Pour comprendre la Pagode, il faut d'abord se replonger dans le contexte stratégique de Mercedes au début des années soixante. La marque commercialise alors deux modèles de SL distincts : la 190 SL, roadster d'entrée de gamme accessible, et la 300 SL Roadster, voiture de prestige aux performances exceptionnelles. Cette gamme à deux niveaux pose un problème industriel et commercial : trop de modèles différents, peu de synergies entre eux, complexité de production.
Mercedes décide donc de concevoir une SL unique capable de remplacer les deux modèles existants, en visant un positionnement intermédiaire entre la 190 SL (élégante mais peu performante) et la 300 SL Roadster (extraordinaire mais inaccessible). La nouvelle voiture, baptisée W113, doit combiner les vertus des deux : élégance et accessibilité de la 190 SL, performances et raffinement mécanique de la 300 SL.
Le projet est confié au designer français Paul Bracq, jeune talent recruté par Mercedes en 1957. Bracq dessine une silhouette d'une grande pureté, basée sur des lignes droites tendues et des proportions parfaitement équilibrées. Le résultat, dévoilé en mars 1963 au Salon de Genève sous l'appellation 230 SL, suscite immédiatement l'enthousiasme de la presse spécialisée et du public.

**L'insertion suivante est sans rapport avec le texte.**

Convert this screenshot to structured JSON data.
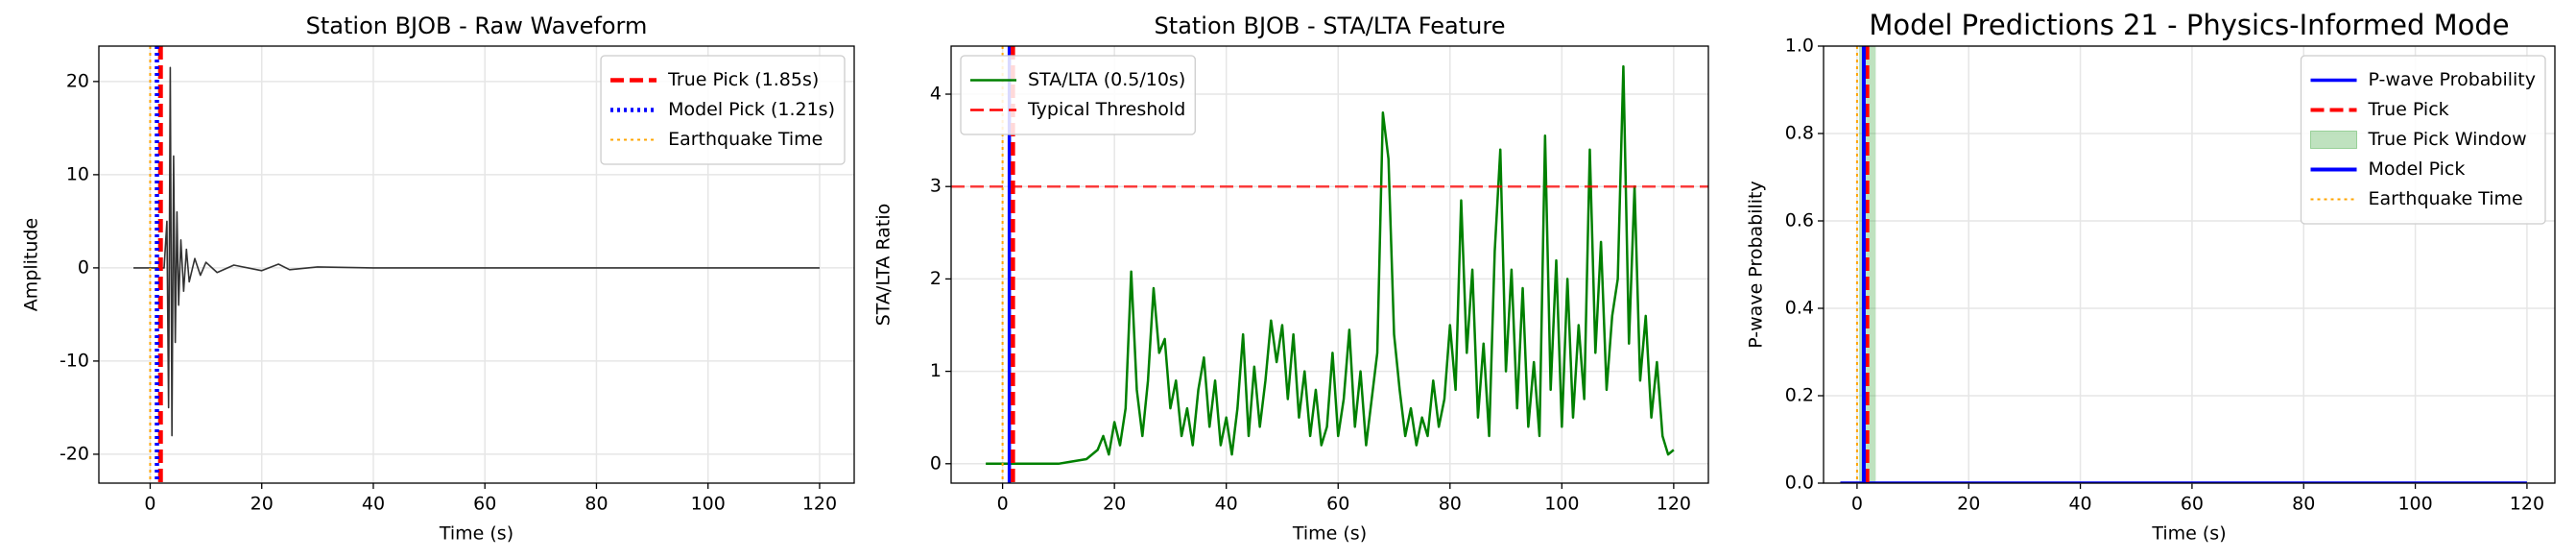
{
  "chart_data": [
    {
      "type": "line",
      "title": "Station BJOB - Raw Waveform",
      "xlabel": "Time (s)",
      "ylabel": "Amplitude",
      "xlim": [
        -9.2,
        126.2
      ],
      "ylim": [
        -23.1,
        23.8
      ],
      "xticks": [
        0,
        20,
        40,
        60,
        80,
        100,
        120
      ],
      "yticks": [
        -20,
        -10,
        0,
        10,
        20
      ],
      "grid": true,
      "legend": "upper right",
      "layers": [
        {
          "kind": "vline",
          "name": "True Pick (1.85s)",
          "color": "#ff0000",
          "style": "dashed",
          "linewidth": 5,
          "x": 1.85
        },
        {
          "kind": "vline",
          "name": "Model Pick (1.21s)",
          "color": "#0000ff",
          "style": "dotted",
          "linewidth": 4.5,
          "x": 1.21
        },
        {
          "kind": "vline",
          "name": "Earthquake Time",
          "color": "#ffa500",
          "style": "dotted",
          "linewidth": 2,
          "x": 0
        },
        {
          "kind": "line",
          "color": "#333333",
          "style": "solid",
          "linewidth": 1.6,
          "x": [
            -3,
            2.5,
            3,
            3.3,
            3.6,
            3.9,
            4.2,
            4.5,
            4.8,
            5.1,
            5.5,
            6,
            6.5,
            7,
            8,
            9,
            10,
            12,
            15,
            20,
            23,
            25,
            30,
            40,
            60,
            80,
            100,
            120
          ],
          "values": [
            0,
            0,
            5,
            -15,
            21.5,
            -18,
            12,
            -8,
            6,
            -4,
            3,
            -2.5,
            2,
            -1.5,
            1,
            -0.8,
            0.6,
            -0.5,
            0.3,
            -0.3,
            0.4,
            -0.2,
            0.1,
            0,
            0,
            0,
            0,
            0
          ]
        }
      ]
    },
    {
      "type": "line",
      "title": "Station BJOB - STA/LTA Feature",
      "xlabel": "Time (s)",
      "ylabel": "STA/LTA Ratio",
      "xlim": [
        -9.2,
        126.2
      ],
      "ylim": [
        -0.21,
        4.52
      ],
      "xticks": [
        0,
        20,
        40,
        60,
        80,
        100,
        120
      ],
      "yticks": [
        0,
        1,
        2,
        3,
        4
      ],
      "grid": true,
      "legend": "upper left",
      "layers": [
        {
          "kind": "line",
          "name": "STA/LTA (0.5/10s)",
          "color": "#008000",
          "style": "solid",
          "linewidth": 2.5,
          "x": [
            -3,
            10,
            12,
            15,
            17,
            18,
            19,
            20,
            21,
            22,
            23,
            24,
            25,
            26,
            27,
            28,
            29,
            30,
            31,
            32,
            33,
            34,
            35,
            36,
            37,
            38,
            39,
            40,
            41,
            42,
            43,
            44,
            45,
            46,
            47,
            48,
            49,
            50,
            51,
            52,
            53,
            54,
            55,
            56,
            57,
            58,
            59,
            60,
            61,
            62,
            63,
            64,
            65,
            66,
            67,
            68,
            69,
            70,
            71,
            72,
            73,
            74,
            75,
            76,
            77,
            78,
            79,
            80,
            81,
            82,
            83,
            84,
            85,
            86,
            87,
            88,
            89,
            90,
            91,
            92,
            93,
            94,
            95,
            96,
            97,
            98,
            99,
            100,
            101,
            102,
            103,
            104,
            105,
            106,
            107,
            108,
            109,
            110,
            111,
            112,
            113,
            114,
            115,
            116,
            117,
            118,
            119,
            120
          ],
          "values": [
            0,
            0,
            0.02,
            0.05,
            0.15,
            0.3,
            0.1,
            0.45,
            0.2,
            0.6,
            2.08,
            0.8,
            0.3,
            0.9,
            1.9,
            1.2,
            1.35,
            0.6,
            0.9,
            0.3,
            0.6,
            0.2,
            0.8,
            1.15,
            0.4,
            0.9,
            0.2,
            0.5,
            0.1,
            0.6,
            1.4,
            0.3,
            1.05,
            0.4,
            0.9,
            1.55,
            1.1,
            1.5,
            0.7,
            1.4,
            0.5,
            1.0,
            0.3,
            0.8,
            0.2,
            0.4,
            1.2,
            0.3,
            0.7,
            1.45,
            0.4,
            1.0,
            0.2,
            0.7,
            1.2,
            3.8,
            3.3,
            1.4,
            0.8,
            0.3,
            0.6,
            0.2,
            0.5,
            0.3,
            0.9,
            0.4,
            0.7,
            1.5,
            0.8,
            2.85,
            1.2,
            2.1,
            0.5,
            1.3,
            0.3,
            2.3,
            3.4,
            1.0,
            2.1,
            0.6,
            1.9,
            0.4,
            1.1,
            0.3,
            3.55,
            0.8,
            2.2,
            0.4,
            2.0,
            0.5,
            1.5,
            0.7,
            3.4,
            1.2,
            2.4,
            0.8,
            1.6,
            2.0,
            4.3,
            1.3,
            3.0,
            0.9,
            1.6,
            0.5,
            1.1,
            0.3,
            0.1,
            0.15
          ]
        },
        {
          "kind": "hline",
          "name": "Typical Threshold",
          "color": "#ff0000",
          "style": "dashed",
          "linewidth": 2.5,
          "y": 3
        },
        {
          "kind": "vline",
          "color": "#0000ff",
          "style": "solid",
          "linewidth": 3.5,
          "x": 1.21
        },
        {
          "kind": "vline",
          "color": "#ff0000",
          "style": "dashed",
          "linewidth": 4.5,
          "x": 1.85
        },
        {
          "kind": "vline",
          "color": "#ffa500",
          "style": "dotted",
          "linewidth": 2,
          "x": 0
        }
      ]
    },
    {
      "type": "line",
      "title": "Model Predictions 21 - Physics-Informed Mode",
      "xlabel": "Time (s)",
      "ylabel": "P-wave Probability",
      "xlim": [
        -6,
        125
      ],
      "ylim": [
        0,
        1
      ],
      "xticks": [
        0,
        20,
        40,
        60,
        80,
        100,
        120
      ],
      "yticks": [
        {
          "value": 0,
          "label": "0.0"
        },
        {
          "value": 0.2,
          "label": "0.2"
        },
        {
          "value": 0.4,
          "label": "0.4"
        },
        {
          "value": 0.6,
          "label": "0.6"
        },
        {
          "value": 0.8,
          "label": "0.8"
        },
        {
          "value": 1,
          "label": "1.0"
        }
      ],
      "grid": true,
      "legend": "upper right",
      "layers": [
        {
          "kind": "line",
          "name": "P-wave Probability",
          "color": "#0000ff",
          "style": "solid",
          "linewidth": 3.5,
          "x": [
            -3,
            120
          ],
          "values": [
            0,
            0
          ]
        },
        {
          "kind": "vline",
          "name": "True Pick",
          "color": "#ff0000",
          "style": "dashed",
          "linewidth": 4,
          "x": 1.85
        },
        {
          "kind": "span",
          "name": "True Pick Window",
          "color": "#2ca02c",
          "x": [
            0.35,
            3.35
          ]
        },
        {
          "kind": "vline",
          "name": "Model Pick",
          "color": "#0000ff",
          "style": "solid",
          "linewidth": 4,
          "x": 1.21
        },
        {
          "kind": "vline",
          "name": "Earthquake Time",
          "color": "#ffa500",
          "style": "dotted",
          "linewidth": 2,
          "x": 0
        }
      ]
    }
  ]
}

Le surnom Pagode (Pagoda en anglais, Pagode en allemand et en français) ne vient pas du constructeur mais des journalistes et des amateurs qui l'ont rapidement adopté en raison de la forme particulière du hardtop d'origine. La partie supérieure du toit, en effet, présente une légère courbure concave qui évoque les toits relevés des pagodes asiatiques.
Cette caractéristique technique, conçue par Paul Bracq, présente deux avantages pratiques. D'une part, elle permet une meilleure visibilité du conducteur et du passager en abaissant légèrement la ligne supérieure du pare-brise. D'autre part, elle offre plus de hauteur sous plafond à l'intérieur que ne le permettrait un toit plat traditionnel. Mais surtout, elle confère à la voiture une signature visuelle unique, immédiatement reconnaissable parmi tous les autres modèles Mercedes.

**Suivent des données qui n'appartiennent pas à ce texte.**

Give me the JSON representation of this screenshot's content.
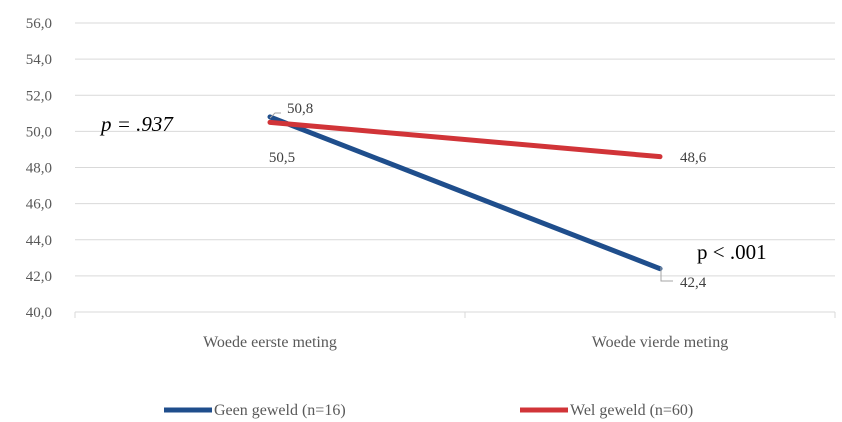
{
  "chart_data": {
    "type": "line",
    "categories": [
      "Woede eerste meting",
      "Woede vierde meting"
    ],
    "series": [
      {
        "name": "Geen geweld (n=16)",
        "values": [
          50.8,
          42.4
        ],
        "labels": [
          "50,8",
          "42,4"
        ],
        "color": "#1f4e8c"
      },
      {
        "name": "Wel geweld (n=60)",
        "values": [
          50.5,
          48.6
        ],
        "labels": [
          "50,5",
          "48,6"
        ],
        "color": "#d13438"
      }
    ],
    "yticks": [
      "40,0",
      "42,0",
      "44,0",
      "46,0",
      "48,0",
      "50,0",
      "52,0",
      "54,0",
      "56,0"
    ],
    "ylim": [
      40,
      56
    ],
    "grid": true,
    "legend": "bottom",
    "annotations": [
      {
        "text": "p = .937",
        "category": 0,
        "value": 50.2
      },
      {
        "text": "p < .001",
        "category": 1,
        "value": 43.2
      }
    ]
  }
}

Le hardtop, livré de série avec la voiture neuve, peut être démonté et stocké pendant l'été pour rouler en pur roadster avec la capote toile. Cette modularité, héritée des 190 SL et 300 SL Roadster, permet d'utiliser la Pagode toute l'année dans des conditions variables. Pesant environ 45 kg, le hardtop demande deux personnes pour être installé ou retiré, mais sa qualité d'ajustement reste exceptionnelle même soixante ans après sa fabrication.

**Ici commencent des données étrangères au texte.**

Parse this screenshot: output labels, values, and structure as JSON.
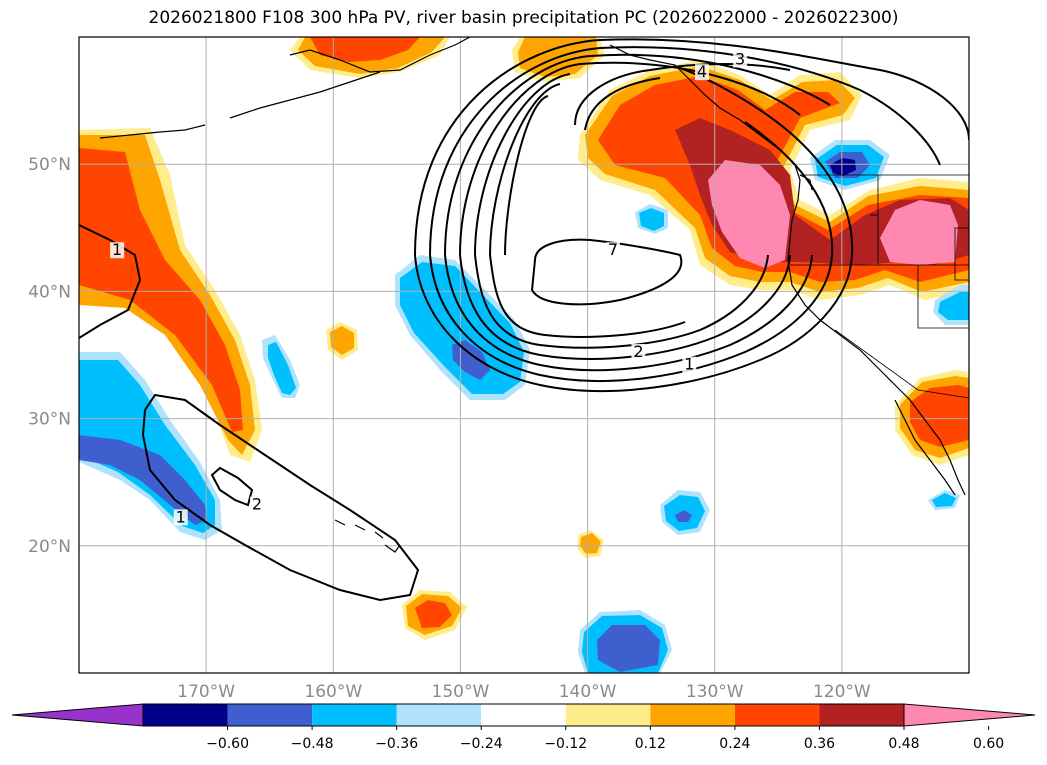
{
  "title": "2026021800 F108 300 hPa PV, river basin precipitation PC (2026022000 - 2026022300)",
  "map": {
    "lon_range": [
      -180,
      -110
    ],
    "lat_range": [
      10,
      60
    ],
    "lon_ticks": [
      {
        "lon": -170,
        "label": "170°W"
      },
      {
        "lon": -160,
        "label": "160°W"
      },
      {
        "lon": -150,
        "label": "150°W"
      },
      {
        "lon": -140,
        "label": "140°W"
      },
      {
        "lon": -130,
        "label": "130°W"
      },
      {
        "lon": -120,
        "label": "120°W"
      }
    ],
    "lat_ticks": [
      {
        "lat": 20,
        "label": "20°N"
      },
      {
        "lat": 30,
        "label": "30°N"
      },
      {
        "lat": 40,
        "label": "40°N"
      },
      {
        "lat": 50,
        "label": "50°N"
      }
    ],
    "grid": true,
    "contour_labels": [
      {
        "text": "1",
        "lon": -177,
        "lat": 43
      },
      {
        "text": "1",
        "lon": -172,
        "lat": 22
      },
      {
        "text": "2",
        "lon": -166,
        "lat": 23
      },
      {
        "text": "7",
        "lon": -138,
        "lat": 43
      },
      {
        "text": "2",
        "lon": -136,
        "lat": 35
      },
      {
        "text": "1",
        "lon": -132,
        "lat": 34
      },
      {
        "text": "4",
        "lon": -131,
        "lat": 57
      },
      {
        "text": "3",
        "lon": -128,
        "lat": 58
      }
    ]
  },
  "colorbar": {
    "colors": [
      "#9932cc",
      "#00008b",
      "#3f5fcf",
      "#00bfff",
      "#aee3fb",
      "#ffffff",
      "#ffec8b",
      "#ffa500",
      "#ff4500",
      "#b22222",
      "#ff88b0"
    ],
    "tick_labels": [
      "−0.60",
      "−0.48",
      "−0.36",
      "−0.24",
      "−0.12",
      "0.12",
      "0.24",
      "0.36",
      "0.48",
      "0.60"
    ]
  }
}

Plusieurs éléments stylistiques caractérisent la Pagode et expliquent qu'elle ait si bien traversé les décennies sans paraître datée. La face avant, dotée de deux phares verticaux groupés (les fameux stacked headlights, ou phares cumulés), s'inscrit dans la grande tradition Mercedes des berlines de prestige W111 contemporaines. La calandre verticale chromée, sertie de l'étoile Mercedes, marque immédiatement la filiation avec les grandes berlines de la marque.
La silhouette latérale, particulièrement réussie, présente une ligne de caisse parfaitement horizontale, des montants de pare-brise inclinés avec discrétion, des ailes intégrées sans agressivité. À l'arrière, la poupe ramassée et carrée présente des feux verticaux distinctifs et un coffre de taille raisonnable. L'ensemble dégage une impression de cohérence absolue, sans aucun élément superflu, ce qui constitue la signature du travail de Paul Bracq.
Plusieurs configurations étaient disponibles : roadster pur (sans hardtop, avec capote toile uniquement), roadster avec hardtop (configuration la plus courante), coupé (sans capote, hardtop fixe). Cette dernière configuration, plus rare, est aujourd'hui particulièrement convoitée.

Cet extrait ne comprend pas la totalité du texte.